The CD-ROM format's vast capacity allows the publication of the full million words, or 2,200 diary pages, that Haldeman either wrote or dictated during his five years as White House chief of staff. (The book version of the diaries, by comparison, is a measly 700 pages long.) In addition, the CD offers 45 minutes of Haldeman's home movie footage and 700 still photos. There's even a presidential appointment book that you can scroll through alongside the diary.

Um, big deal. Is there anyone, outside of Watergate buffs and professional historians, who needs or wants instant living-room access to all that detail? Sure, the grainy movies can be diverting in a campy sort of way. Here's Nixon with Ceaucescu! Nixon with Tito! Nixon with Franco! Nixon with Hirohito! Nixon with the Pope! Nixon with Red Skelton! In one emblematic video of a White House staff meeting, Haldeman turns his movie camera on John Ehrlichman -- who's got a camera of his own pointed at then-speechwriter William Safire.

The Haldeman Diaries CD-ROM is a vast array of footnotes and marginalia -- but it is only one side of the story of the digitization of contemporary history. While Sony was packaging Haldeman's archives, years of more recent White House records nearly wound up in the dustbin of history. In 1989, as it took office, the Bush Administration decided to erase the entire file of White House electronic mail from eight years of the Reagan administration.
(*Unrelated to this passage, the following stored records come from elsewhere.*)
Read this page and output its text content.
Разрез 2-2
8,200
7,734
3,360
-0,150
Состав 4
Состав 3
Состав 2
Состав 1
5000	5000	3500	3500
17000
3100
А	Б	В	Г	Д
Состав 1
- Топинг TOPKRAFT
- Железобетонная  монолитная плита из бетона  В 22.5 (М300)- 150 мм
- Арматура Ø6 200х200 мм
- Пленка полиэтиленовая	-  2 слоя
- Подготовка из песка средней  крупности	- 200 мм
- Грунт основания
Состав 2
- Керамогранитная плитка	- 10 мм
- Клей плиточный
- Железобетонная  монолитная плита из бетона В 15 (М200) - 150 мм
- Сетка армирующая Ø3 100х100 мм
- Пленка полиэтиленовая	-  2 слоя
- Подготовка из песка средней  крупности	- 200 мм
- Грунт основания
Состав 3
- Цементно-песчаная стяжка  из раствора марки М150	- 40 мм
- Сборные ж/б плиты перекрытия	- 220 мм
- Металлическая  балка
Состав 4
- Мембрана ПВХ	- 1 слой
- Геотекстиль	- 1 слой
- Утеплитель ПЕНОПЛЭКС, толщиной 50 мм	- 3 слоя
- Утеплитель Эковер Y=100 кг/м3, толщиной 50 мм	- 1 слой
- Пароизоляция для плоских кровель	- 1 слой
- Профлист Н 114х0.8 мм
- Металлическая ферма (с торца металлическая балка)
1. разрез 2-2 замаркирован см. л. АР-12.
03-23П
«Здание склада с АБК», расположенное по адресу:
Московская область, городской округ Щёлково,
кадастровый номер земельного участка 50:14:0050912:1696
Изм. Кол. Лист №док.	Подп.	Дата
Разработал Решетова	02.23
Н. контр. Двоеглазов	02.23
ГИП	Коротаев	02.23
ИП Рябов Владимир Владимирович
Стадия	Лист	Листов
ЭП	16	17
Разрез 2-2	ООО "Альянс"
Only a lawsuit by the National Security Archive preserved the information.

The archive -- a non-governmental research institute and library for records released under the Freedom of Information Act -- fought a five-year legal battle to establish the principle that governmental e-mail deserves to be preserve as a vital part of the historical record.

Tom Blanton, the archive's director, says, "The Bush administration's defense was that if it was an important piece of e-mail, they'd already printed it out. So we said to the judge, let's order them to produce every print-out they have. They came up with maybe 1000 individual messages." With 1200 people using the White House mail system, that might have been a half-day's worth of e-mail.

The National Security Archive finally won its case last summer. This coming December, Blanton says, it plans to issue a combination book and floppy disk, featuring annotated texts of some osome of the more significant White House e-mail missives. "There's sometimes a higher level of candor in e-mail," he notes. "You get people cursing at each other, and you also have these long sober substantive discussions -- like, how're we going to sell Star Wars to the American public?"

The archive has already ventured into CD-ROM publishing, with a disk that contains scanned images of a quarter of a million pages of formerly secret government documents -- including papers relating to the Cuban missile crisis, the Iran hostage crisis and other sensitive foreign-policy matters. You won't find the archive's CD at your neighborhood software shop next to The Haldeman Diaries; the customers for this kind of data are mostly university libraries.

Recent advances in digital technology are beginning to eliminate the kinds of paper trails that historians have always relied on. That's why the work the National Security Archive and similar institutions are doing today is so important.

In 1984, George Orwell imagined the ironically titled "memory hole" as a kind of dead-letter office for pieces of history that Big Brother's government had decided were no longer of use. The "memory hole" comes a little closer to reality today every time a public institution decides to wipe its databanks clean.

Preserving this kind of bureaucratic information is difficult and sometimes dull work, and we could all pretend it doesn't matter. But -- as Richard Nixon himself put it so succinctly -- that would be wrong.